In the installation piece titled The Mexican Tsunami, Hugo G. Urrutia, intends to bring awareness of a now immune, desensitized, and in some cases defeated community, that is numbed by an ongoing wave of violence. The metaphoric “Tsunami” is presently embodied in an overflow of crime, drugs, economic disparity, and an overall sense of devastation in most of the population.  Urrutia’s observation over the past years is derived from his experience of being a transplant from his hometown Ciudad Juarez, on the U.S. border to El Paso.

By definition, Tsunamis have proven to represent a significant hazard around the globe. México is no exception, because there is firm evidence of the effects of past large tsunamis. Information, and knowledge of faulting characteristics along the Mexican zone, leads to a clear differentiation of two zones of potential tsunami hazard: locally generated tsunamis, in the subsidence region, and remotely generated tsunamis north of this zone. Based on this zonation, two types of tsunami warning systems are proposed: real-time for the southern zone, and delayed-time for the northern.. Some of these sites represent important socioeconomic resources for Mexico, and have therefore been chosen for a vulnerability assessment and microzonation risk analysis…

On July 28, 2010, Urrutia and his family tragically became a victim of The Mexican Tsunami.  Hugo’s worst nightmare was realized when he received the phone call from his sister in Ciudad Juarez, informing him that their oldest brother Fernando had been shot by an unknown subject. Fernando, parent of three, did not make it. As they say “He was in the wrong place, at the wrong time”.

Are we currently in the wrong place? Is this the right time? Should we be running or hiding from The Mexican Tsunami, or changing our ways of life to try to prevent it?


Presented at The McKinney Avenue Contemporary - Dallas, Texas
May 21 - June 11, 2011

Reflecting on the changes of Mexico’s socio-environment and country’s struggle to deal with them, Hugo G. Urrutia is exposing and presenting a reality that is far from reaching a solution. His latest site-specific installation, titled Making A Killing, attempts to engage the viewer in an overt way, making reference to the amount of people that have literally have been persuaded or coursed into a deadly business – drugs, kidnaps, extortions, theft, and killing.

Urrutia, intends to engage the viewer with the dilemma of seeing the installation as an abstract sculptural object with a unique texture, size and position and transformed from tragedy into beauty. The texture of this bullet perforated surface should remind the viewer of how close we are from the epicenter of violence and even if we walk outside this cube, which incases the “violence”, the walls that are incasing these bullets are too thin and at some point will let the bullets fly out.

The juxtaposition of an 8x8 feet cube will create narrow alleys in the gallery space in which the viewer will have the option of walking through, experiencing close proximity to the bullet holes.

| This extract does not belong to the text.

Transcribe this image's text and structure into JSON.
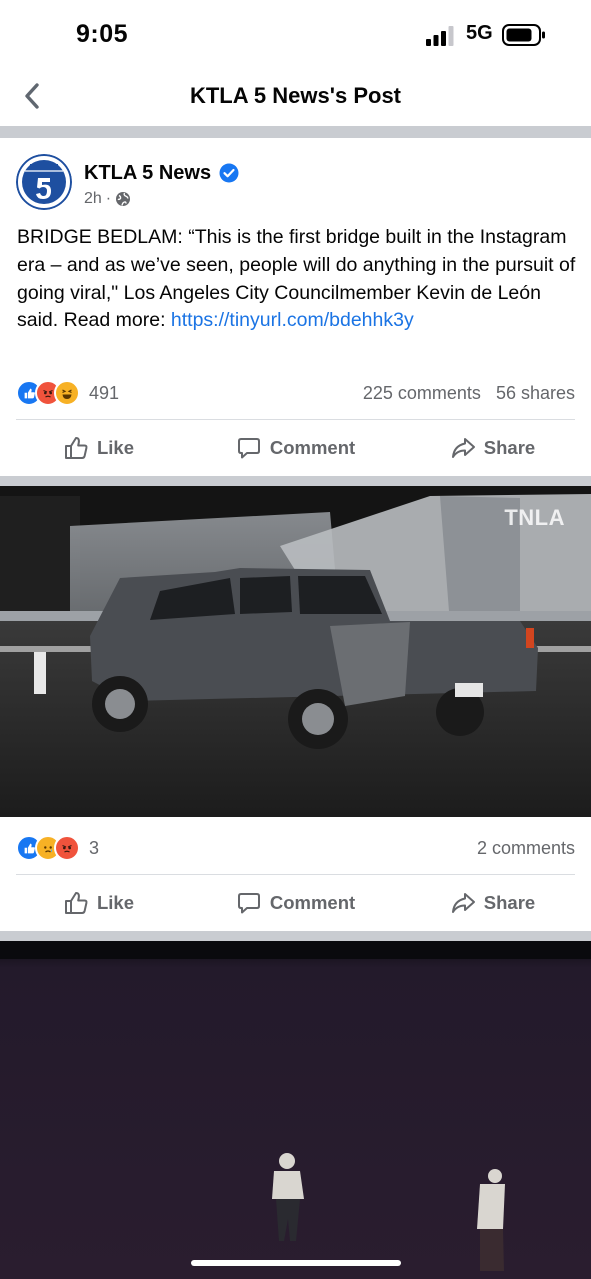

Violence in Mexico has always been present, specially in drug related events, and after president of Mexico, Felipe Calderon, declared war against organized crime, the country has faced an measurable wave of violence. The money made from these organizations is so much, that it has corrupted, governments, authority, military and the consequences of killing have become a lucrative business on its own. They are very affordable and the stakes are too high to change and bring things back to normal.